Edith Schaeffer has shaped the way I think of family and life. In one of her books, she uses the simile of life as a mobile, constantly shifting and moving, never static or completely stationary. It sounds so poetic and so artistic. I love thinking about all the delicate moving pieces, gently suspended, shifting and shining in magical ways.
Sometimes, though, the reality of life as a constantly changing mobile maddens me. I love control, order and predictability. I am off-the-charts methodical. I loved organic chemistry because its nomenclature system was ironclad. I love organizing closets as much as my kiddos love destroying them. I resist change, even in the form of a modest rearranging of furniture or a new brand of bread.
Don’t get me wrong, God is not opposed to order. After all, He is responsible for an ordered universe full of constants like Avogadro’s number, gravity, photosynthesis, not to mention the highways of unseen metabolic pathways that run our bodies daily. God as brilliant and ordered engineer and scientist.
At the same time, God loves process and seasons and change. He is the God who dreamed up the incredible complexities of life cycles in the butterfly, the fern, the jellyfish, and most notably the human. He is the God of literally infinite designs of fingerprints and zebra stripes and giraffe spots. He paints parots with a full pallete of colors; He delights in nuiances and variations. God as quirky artist, always pushing the boundaries of the known and measurable.
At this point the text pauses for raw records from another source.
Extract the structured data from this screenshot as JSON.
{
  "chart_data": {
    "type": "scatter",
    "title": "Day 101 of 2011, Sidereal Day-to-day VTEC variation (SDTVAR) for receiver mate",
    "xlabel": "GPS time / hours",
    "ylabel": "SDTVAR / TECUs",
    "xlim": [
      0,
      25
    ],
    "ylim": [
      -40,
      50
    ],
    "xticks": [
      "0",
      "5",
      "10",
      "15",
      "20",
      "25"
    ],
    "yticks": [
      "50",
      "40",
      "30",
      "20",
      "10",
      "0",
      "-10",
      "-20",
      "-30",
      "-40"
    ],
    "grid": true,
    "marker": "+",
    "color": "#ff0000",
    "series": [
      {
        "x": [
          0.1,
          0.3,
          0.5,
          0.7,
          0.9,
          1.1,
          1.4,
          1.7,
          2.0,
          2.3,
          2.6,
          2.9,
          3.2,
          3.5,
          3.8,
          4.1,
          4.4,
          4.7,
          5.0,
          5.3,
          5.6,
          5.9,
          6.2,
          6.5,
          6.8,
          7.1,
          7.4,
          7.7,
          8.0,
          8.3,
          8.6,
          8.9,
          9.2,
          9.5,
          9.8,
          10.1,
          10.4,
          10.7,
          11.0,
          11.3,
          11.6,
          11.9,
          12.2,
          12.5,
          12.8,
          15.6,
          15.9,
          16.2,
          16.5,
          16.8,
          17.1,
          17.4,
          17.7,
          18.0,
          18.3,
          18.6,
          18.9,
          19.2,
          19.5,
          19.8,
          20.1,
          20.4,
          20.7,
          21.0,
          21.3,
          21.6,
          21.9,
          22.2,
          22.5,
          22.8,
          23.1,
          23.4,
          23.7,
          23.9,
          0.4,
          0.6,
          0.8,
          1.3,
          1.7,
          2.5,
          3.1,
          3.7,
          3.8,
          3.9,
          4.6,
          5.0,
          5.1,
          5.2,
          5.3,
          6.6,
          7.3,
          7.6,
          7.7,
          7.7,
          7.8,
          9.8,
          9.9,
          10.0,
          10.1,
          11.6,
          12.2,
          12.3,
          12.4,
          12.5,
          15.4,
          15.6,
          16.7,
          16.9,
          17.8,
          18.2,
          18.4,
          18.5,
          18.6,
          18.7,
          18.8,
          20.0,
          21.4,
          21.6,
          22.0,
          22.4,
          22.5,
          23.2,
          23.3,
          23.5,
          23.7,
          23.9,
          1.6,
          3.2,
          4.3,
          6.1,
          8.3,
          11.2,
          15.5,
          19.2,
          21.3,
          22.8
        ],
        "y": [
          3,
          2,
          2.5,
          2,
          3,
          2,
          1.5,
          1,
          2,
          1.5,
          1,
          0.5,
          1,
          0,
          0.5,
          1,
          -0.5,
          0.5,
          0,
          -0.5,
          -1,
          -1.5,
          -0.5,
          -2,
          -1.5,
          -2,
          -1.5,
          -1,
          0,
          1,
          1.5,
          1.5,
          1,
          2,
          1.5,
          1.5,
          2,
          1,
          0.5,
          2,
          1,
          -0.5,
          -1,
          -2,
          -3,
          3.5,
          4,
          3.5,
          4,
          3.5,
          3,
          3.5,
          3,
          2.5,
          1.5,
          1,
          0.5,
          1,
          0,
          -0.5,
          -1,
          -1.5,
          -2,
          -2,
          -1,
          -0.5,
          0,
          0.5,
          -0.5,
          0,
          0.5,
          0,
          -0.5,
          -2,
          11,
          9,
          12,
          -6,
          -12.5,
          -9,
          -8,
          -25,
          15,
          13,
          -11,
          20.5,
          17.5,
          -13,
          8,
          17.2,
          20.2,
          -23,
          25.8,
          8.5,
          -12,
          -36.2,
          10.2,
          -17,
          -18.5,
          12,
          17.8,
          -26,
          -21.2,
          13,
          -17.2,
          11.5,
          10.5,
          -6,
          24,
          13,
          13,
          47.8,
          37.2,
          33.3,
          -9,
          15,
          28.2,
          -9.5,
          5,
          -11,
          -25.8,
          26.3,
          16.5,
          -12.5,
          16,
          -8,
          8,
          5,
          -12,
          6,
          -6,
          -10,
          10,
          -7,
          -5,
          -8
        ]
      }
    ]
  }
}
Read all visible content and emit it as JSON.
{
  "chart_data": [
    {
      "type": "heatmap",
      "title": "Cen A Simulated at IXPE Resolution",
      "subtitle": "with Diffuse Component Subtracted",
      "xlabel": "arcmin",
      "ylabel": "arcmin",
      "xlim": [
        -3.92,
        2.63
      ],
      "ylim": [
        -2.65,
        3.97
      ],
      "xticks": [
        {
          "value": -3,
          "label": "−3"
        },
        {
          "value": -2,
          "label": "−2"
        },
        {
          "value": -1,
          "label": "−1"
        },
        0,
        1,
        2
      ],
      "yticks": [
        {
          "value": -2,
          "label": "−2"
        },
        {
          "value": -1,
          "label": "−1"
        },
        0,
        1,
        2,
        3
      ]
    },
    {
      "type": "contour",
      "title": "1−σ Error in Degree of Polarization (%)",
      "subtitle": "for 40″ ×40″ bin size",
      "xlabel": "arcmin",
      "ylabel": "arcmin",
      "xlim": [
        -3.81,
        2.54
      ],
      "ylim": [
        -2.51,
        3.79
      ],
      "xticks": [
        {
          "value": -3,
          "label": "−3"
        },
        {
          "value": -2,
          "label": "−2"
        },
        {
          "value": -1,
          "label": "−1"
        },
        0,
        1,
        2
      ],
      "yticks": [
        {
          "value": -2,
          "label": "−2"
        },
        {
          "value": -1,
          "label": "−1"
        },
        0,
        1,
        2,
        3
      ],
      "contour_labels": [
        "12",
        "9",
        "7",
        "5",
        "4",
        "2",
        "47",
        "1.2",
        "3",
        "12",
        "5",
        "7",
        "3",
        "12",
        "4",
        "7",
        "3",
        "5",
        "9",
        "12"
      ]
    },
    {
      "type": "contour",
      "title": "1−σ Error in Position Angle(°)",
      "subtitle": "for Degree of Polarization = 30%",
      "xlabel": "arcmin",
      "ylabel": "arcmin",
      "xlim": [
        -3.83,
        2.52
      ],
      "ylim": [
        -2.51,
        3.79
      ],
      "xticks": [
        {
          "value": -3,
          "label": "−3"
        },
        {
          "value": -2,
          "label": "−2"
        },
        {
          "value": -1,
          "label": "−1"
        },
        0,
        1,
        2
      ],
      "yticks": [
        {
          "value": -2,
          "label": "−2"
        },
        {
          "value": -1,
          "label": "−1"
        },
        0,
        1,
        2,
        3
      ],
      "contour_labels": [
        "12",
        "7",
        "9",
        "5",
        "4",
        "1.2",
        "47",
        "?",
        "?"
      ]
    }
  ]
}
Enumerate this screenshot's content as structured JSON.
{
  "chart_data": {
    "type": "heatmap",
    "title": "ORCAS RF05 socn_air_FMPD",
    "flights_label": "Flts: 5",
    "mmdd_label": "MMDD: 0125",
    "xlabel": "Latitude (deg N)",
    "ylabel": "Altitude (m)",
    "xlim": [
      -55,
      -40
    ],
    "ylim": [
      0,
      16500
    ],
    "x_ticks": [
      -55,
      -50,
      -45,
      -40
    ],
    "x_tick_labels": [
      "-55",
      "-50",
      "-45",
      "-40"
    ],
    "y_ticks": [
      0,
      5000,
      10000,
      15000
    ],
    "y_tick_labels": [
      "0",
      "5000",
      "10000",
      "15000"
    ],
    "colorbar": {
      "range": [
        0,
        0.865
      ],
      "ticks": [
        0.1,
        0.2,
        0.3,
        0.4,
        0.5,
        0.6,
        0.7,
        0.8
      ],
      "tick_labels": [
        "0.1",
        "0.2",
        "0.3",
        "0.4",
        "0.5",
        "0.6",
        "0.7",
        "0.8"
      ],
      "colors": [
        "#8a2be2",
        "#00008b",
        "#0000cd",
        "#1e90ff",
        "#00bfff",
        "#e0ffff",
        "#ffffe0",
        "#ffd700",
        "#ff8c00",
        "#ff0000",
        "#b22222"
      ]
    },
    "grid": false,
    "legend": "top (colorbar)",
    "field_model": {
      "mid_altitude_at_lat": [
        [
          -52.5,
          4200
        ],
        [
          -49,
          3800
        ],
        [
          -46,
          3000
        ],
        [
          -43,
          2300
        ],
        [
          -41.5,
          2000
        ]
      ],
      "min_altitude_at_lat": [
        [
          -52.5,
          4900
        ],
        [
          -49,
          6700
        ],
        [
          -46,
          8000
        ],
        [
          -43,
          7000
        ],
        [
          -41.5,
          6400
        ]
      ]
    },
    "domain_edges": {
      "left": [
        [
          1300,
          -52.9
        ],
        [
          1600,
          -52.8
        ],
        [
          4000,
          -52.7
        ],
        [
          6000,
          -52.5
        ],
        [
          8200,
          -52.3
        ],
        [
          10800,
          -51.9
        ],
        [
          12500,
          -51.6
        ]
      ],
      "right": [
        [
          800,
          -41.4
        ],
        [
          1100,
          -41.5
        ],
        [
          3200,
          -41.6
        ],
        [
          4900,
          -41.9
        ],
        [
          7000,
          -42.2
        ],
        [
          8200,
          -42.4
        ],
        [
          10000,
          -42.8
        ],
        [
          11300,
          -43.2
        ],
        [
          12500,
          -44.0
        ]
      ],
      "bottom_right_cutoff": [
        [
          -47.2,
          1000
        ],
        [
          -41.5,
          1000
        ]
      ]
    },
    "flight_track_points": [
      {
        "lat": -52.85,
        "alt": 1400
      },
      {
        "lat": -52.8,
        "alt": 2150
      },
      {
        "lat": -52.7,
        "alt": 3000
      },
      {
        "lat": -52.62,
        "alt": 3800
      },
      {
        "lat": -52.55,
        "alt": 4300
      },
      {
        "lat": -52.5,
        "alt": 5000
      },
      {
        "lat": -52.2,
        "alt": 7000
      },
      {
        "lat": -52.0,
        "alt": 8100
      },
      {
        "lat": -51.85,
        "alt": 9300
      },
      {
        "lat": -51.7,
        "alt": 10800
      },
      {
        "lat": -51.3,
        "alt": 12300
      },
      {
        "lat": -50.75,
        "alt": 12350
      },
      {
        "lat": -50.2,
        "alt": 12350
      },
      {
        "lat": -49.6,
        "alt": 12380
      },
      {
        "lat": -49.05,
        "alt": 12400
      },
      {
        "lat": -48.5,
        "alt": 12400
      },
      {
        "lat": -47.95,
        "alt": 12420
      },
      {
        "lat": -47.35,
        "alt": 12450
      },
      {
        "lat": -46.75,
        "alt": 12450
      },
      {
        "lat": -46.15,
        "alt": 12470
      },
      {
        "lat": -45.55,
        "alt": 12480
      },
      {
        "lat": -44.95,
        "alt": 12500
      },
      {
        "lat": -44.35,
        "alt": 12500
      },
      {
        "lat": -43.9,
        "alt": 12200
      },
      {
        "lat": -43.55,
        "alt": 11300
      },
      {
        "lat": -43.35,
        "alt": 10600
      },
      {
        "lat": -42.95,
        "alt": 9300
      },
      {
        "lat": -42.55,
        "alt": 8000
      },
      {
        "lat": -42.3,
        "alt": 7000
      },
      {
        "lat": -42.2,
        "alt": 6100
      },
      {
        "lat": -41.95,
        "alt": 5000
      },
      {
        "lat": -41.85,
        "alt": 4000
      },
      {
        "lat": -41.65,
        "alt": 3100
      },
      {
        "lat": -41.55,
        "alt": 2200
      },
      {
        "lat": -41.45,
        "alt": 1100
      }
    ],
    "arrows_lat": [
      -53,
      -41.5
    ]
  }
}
He is always and completely both in a way our primarily right or left-brained selves cannot comprehend or imagine. Dynamic and static are two of his tools, both powerful and beautiful.
Today, I went running and praying, praying and running, attempting to get the root of the galvanized grumpiness I’ve sensed in my heart lately. Two blocks into the mental and phyusical exercise, the Lord helped me realize that, once again, I have been working hard to create a stability and permanence that will constantly evade me. A God-given deep desire for constancy has led me to silly attempts to glue down the pieces of the mobile that is my life. “These are my friends, these are my children, this is our home, this is my role, this is our church from here to kingdom come. Someone, give me a hot glue gun, I am setting things in semi-permanence over here.”
I have been fighting against the magicical and maddening truth of life as mobile, and in the process, my joy and awe and wonder have been taking a hit.
Constancy is necessary to a mobile. The components of a mobile must be anchoroed at the base somehow, and God, the only unchanging and utterly faithful One, is the anchor that secures and holds each kinetic work of art that is a life. He will not budge or break or rust. It is the anchor that allows for the beautiful, unpredictable movement of the mobile.
Movement and change are equally necessary for mobiles, otherwise they would not be mobiles. Sometimes the movements are slow and nearly impercetible, othertimes they are drastic and daring, but movement is a must for a mobile.
Anchored constancy and magical, maddening movement: yet another both/and (rather than either/or) that must be embraced in our stories within God’s greater story.